Keep labour channels open
News that nearly two dozen Samoans in Australia have tested positive for COVID-19 is cause for concern but not to forget the limits of our ability to control our health environment at the border.
The re-opening of channels between Australia and New Zealand and Samoa last year represented a significant step in the normalisation of economic relations between our countries and others in the region.
But such a move was always going to carry a degree of risk of exposure to the rapidly evolving coronavirus threat.
We saw as much late last year, as our neighbours in Tonga registered the country’s first positive case of the virus after attempting to ride out the pandemic by keeping COVID-19 out of the country entirely .
Despite safeguards and requirements for vaccinations and quarantine, the first breach of the country’s quarantine strategy came on a repatriation flight in the form of a returning seasonal labourer from New Zealand.
The case prompted the country to perform a change of tack and delay further plans to repatriate overseas workers.
Now the country, protesting a lack of quarantine facilities, has withdrawn from the latest round of the Recognised Seasonal Employer scheme in New Zealand.
Samoan workers - and those from Vanuatu, the Solomon Islands and Fiji - stand to benefit from their withdrawal and will pick up extra places as a result.
But with the scheduled return of a contingent of seasonal workers from Tasmania next week, our own quarantine system is now likely to face similar pressure.
As we reported on Thursday’s front page (“Samoan workers contrast COVID-19”) a dozen workers from this country stationed in that state have been placed in isolation after recording positive tests for the virus.
It is understood that a further eleven workers in the mainland state of Victoria have also registered positive tests.
It is not known whether these workers were intended to return to Samoa presently on repatriation flights or, if they were, what will happen to them now that they have apparently contracted the virus.
But it is clear that it will be next to impossible to keep migrant work channels open between Samoa and its larger Pacific neighbours without the risk of importing the disease into the country.
The latest COVID-19 variant, Omicron, is currently running rampant across Australia with the public health system overwhelmed by reports of tens of thousands of new cases daily across each of the country’s six states.
Does this mean that we should, as Tonga has done, shut the door to future participation in seasonal work schemes?
We do not believe so.
Our country is currently amid one of its deepest economic declines on record.
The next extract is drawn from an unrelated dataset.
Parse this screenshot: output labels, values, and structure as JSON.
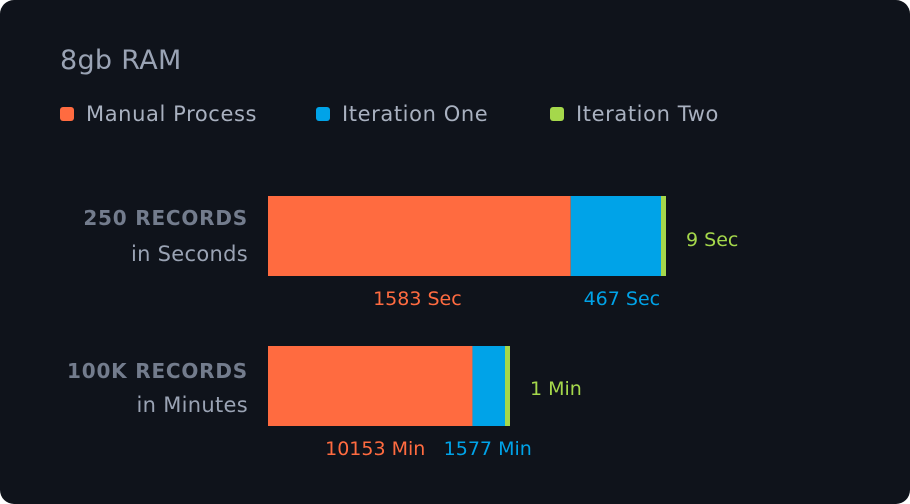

The latest data shows we have wiped off more than five years of economic growth during this recent pandemic-led period of stagnation.
Money being brought into the country by seasonal workers, whose labour is so desperately needed, is one of the few novel streams of income Samoan families can rely upon.
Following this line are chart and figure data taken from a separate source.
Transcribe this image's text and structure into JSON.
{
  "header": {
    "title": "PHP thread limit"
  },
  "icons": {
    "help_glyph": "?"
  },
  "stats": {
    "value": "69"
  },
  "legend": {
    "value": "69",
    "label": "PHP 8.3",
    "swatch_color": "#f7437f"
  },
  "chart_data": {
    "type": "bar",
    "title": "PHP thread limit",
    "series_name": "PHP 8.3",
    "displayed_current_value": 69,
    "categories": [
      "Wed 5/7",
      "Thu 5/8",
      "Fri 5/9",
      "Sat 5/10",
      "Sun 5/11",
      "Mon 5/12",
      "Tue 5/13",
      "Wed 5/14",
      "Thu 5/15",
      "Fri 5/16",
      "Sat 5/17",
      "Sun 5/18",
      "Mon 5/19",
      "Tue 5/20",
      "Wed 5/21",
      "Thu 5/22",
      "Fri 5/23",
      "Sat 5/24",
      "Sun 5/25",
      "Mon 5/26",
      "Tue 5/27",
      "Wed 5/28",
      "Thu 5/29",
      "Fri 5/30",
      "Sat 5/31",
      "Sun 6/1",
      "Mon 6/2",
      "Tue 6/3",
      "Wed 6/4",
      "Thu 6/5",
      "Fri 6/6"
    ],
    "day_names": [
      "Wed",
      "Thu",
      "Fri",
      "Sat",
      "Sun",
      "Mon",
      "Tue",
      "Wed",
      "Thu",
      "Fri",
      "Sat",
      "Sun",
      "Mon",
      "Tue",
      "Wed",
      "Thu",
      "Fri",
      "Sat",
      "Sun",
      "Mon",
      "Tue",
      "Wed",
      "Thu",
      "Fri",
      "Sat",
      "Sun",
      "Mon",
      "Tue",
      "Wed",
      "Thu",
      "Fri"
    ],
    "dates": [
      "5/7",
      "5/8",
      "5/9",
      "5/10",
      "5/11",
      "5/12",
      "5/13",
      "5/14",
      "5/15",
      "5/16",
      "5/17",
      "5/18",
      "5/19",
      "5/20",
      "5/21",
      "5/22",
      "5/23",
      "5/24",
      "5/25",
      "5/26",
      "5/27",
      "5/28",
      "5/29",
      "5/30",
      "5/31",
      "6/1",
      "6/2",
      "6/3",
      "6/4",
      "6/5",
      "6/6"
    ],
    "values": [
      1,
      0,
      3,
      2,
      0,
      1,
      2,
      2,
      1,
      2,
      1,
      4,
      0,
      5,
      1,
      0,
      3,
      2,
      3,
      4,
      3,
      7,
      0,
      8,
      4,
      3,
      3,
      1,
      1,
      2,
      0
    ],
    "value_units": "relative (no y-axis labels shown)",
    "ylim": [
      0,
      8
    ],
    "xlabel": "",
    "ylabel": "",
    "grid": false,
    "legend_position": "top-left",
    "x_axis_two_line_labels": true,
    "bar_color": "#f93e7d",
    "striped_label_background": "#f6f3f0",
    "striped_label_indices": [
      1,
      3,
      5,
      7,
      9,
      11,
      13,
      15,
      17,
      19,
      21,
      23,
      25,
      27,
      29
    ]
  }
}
That does not mean that continuing to allow these workers to travel into the country does not carry any risk. It does.
But there is only so much control we can hope to exert over the border as citizens return to the country amid the global pandemic.
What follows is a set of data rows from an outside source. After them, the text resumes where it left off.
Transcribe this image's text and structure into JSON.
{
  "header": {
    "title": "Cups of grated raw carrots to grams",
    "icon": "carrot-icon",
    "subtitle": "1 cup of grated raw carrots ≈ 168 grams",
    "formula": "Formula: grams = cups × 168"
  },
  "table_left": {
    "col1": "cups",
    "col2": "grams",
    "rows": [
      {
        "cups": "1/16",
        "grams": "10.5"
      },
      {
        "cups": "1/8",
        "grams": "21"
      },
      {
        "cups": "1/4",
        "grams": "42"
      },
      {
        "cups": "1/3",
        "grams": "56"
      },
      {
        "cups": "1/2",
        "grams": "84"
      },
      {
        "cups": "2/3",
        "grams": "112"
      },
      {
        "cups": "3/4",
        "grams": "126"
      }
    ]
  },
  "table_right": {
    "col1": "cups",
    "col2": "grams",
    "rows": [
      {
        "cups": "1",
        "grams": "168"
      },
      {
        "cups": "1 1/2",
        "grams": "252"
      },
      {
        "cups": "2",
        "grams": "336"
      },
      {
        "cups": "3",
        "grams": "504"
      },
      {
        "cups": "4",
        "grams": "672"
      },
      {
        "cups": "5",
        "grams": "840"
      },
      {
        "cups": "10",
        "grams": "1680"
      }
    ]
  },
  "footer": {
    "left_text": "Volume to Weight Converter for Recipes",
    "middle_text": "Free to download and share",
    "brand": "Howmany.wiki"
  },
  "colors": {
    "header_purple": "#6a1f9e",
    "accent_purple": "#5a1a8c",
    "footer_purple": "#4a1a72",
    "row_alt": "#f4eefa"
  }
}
Keeping the virus entirely out of the nation can only be achieved with certainty by closing the door to returning workers entirely. Instead we should be seeking to bolster our systems for detecting it and preventing its transmission.
Our health authorities are closely studying Fiji and the results of its open border policy in seeking to weigh the risks of following suit and opening our borders to tourism and the prospect of economic revival.
While they do so, it is important that we do not allow reports of Samoan nationals contracting the virus to spook us into correcting too far the other way and restricting the freedom of movement of workers.
Rather their return should be as a prelude or a stress test for a broader border opening and the systems of quarantine and border control that the Government has so studiously worked to create.